Which means we have yet another problem, doesn't it? Some tripods address this problem by allowing you to tilt the center column to an arbitrary angle to level the panning base even when the legs themselves aren't quite level. But I hate tripod center columns since they don't allow me to splay the legs out completely to achieve a ground level position. The presence of a center column means a tripod can't get any lower than the length of that center column. Instead, I use a leveling base made by Acratech that sandwiches in between the top of the leg set and the bottom of the tripod head panning base. It works basically as a pivot point to allow the head to be moved by a up to ten degrees in any direction.
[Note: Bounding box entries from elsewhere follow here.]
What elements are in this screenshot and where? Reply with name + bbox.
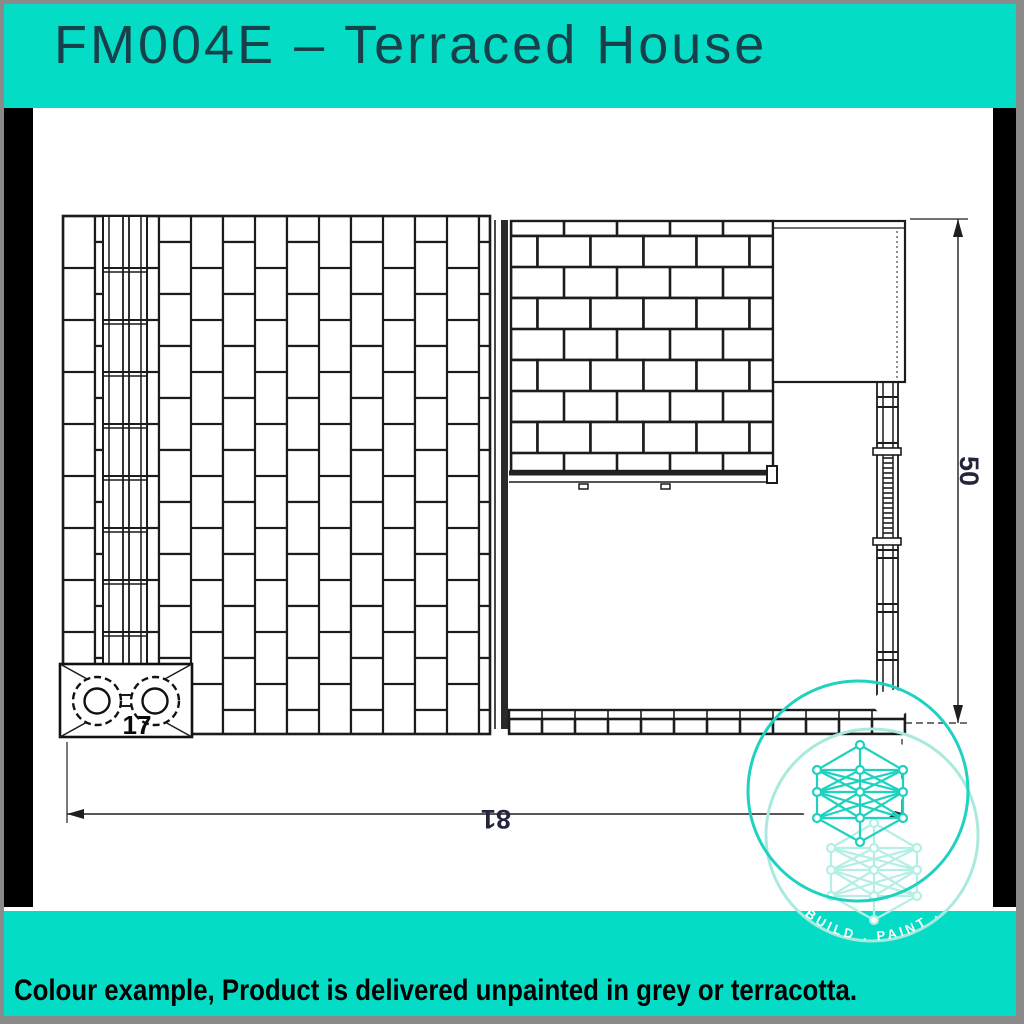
colour-disclaimer-text: Colour example, Product is delivered unp…: [14, 974, 857, 1008]
image-canvas: [4, 108, 1016, 911]
page-title: FM004E – Terraced House: [4, 4, 1016, 76]
pillarbox-bar-left: [4, 108, 33, 907]
pillarbox-bar-right: [993, 108, 1016, 907]
product-image-page: { "header": { "title": "FM004E – Terrace…: [0, 0, 1024, 1024]
footer-band: Colour example, Product is delivered unp…: [4, 911, 1016, 1016]
header-band: FM004E – Terraced House: [4, 4, 1016, 108]
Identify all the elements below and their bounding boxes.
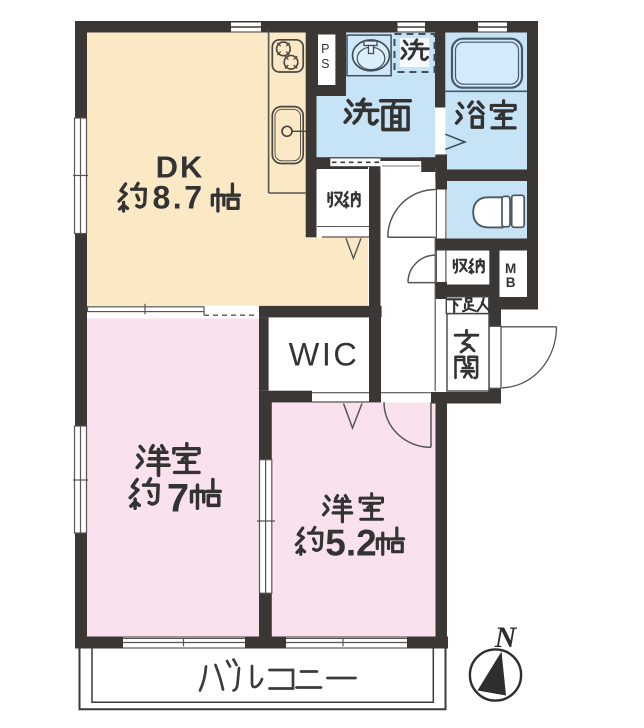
svg-text:5.2: 5.2 (325, 523, 376, 564)
svg-text:WIC: WIC (289, 337, 360, 373)
svg-text:M: M (505, 261, 516, 276)
svg-text:N: N (494, 621, 518, 654)
svg-text:S: S (321, 57, 329, 71)
svg-text:7: 7 (167, 477, 189, 521)
svg-text:P: P (321, 42, 329, 56)
svg-text:8.7: 8.7 (153, 180, 205, 216)
svg-text:B: B (506, 275, 516, 290)
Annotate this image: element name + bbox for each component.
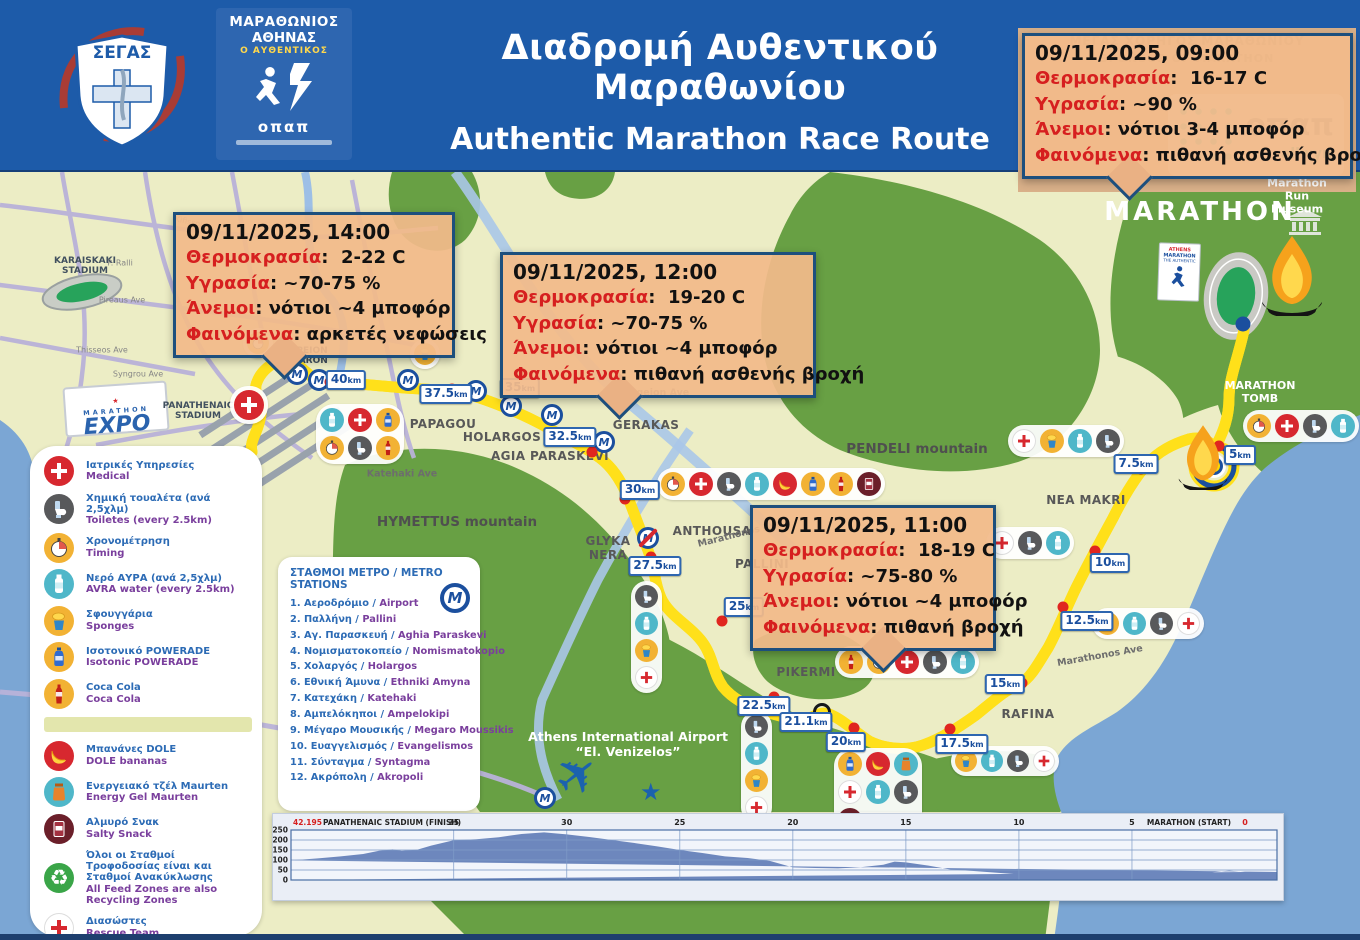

Thus, the legs themselves only have to be close to level for me to be able to make up the difference with the leveling base. And yes, it has a built in bubble so I can check that I get the thing level when I need to. Just like so many other toys for photographers (I mean "essential equipment" for photographers) the Acratech base is machined from anodized aluminum so it's rock solid without adding much weight.
I can hear some of you hoping that all this isn't really necessary since you can just eyeball it, but in practice that isn't really as easy as you might think. In particular, if you're not shooting exactly at eye level (and you rarely really want to shoot at eye level unless you're photographing something the same height you are) then you must be leaning over to look through the viewfinder. And if your head is leaning to one side it's actually quite difficult to tell if things are level. No, this is one case where technology triumphs over man. Bubble levels may not be all that high tech, but they work more reliably than our built in sense of balance in this case.
Of course sometimes you might want things crooked. Sloping horizons are all the rage in advertising photography. They're supposed to make an image look more dynamic but have in fact become so commonplace that they're in danger of becoming clichéd. Still, if you do want a horizon that isn't level, there's no reason why you can't just ignore your bubble levels from time to time.
If you inadvertently do end up with a crooked image all is not lost of course. It just means there's one more think you'll have to take care of in post processing. And personally I'd rather do what I can to get it right in the field so I don't have to try to fix it later.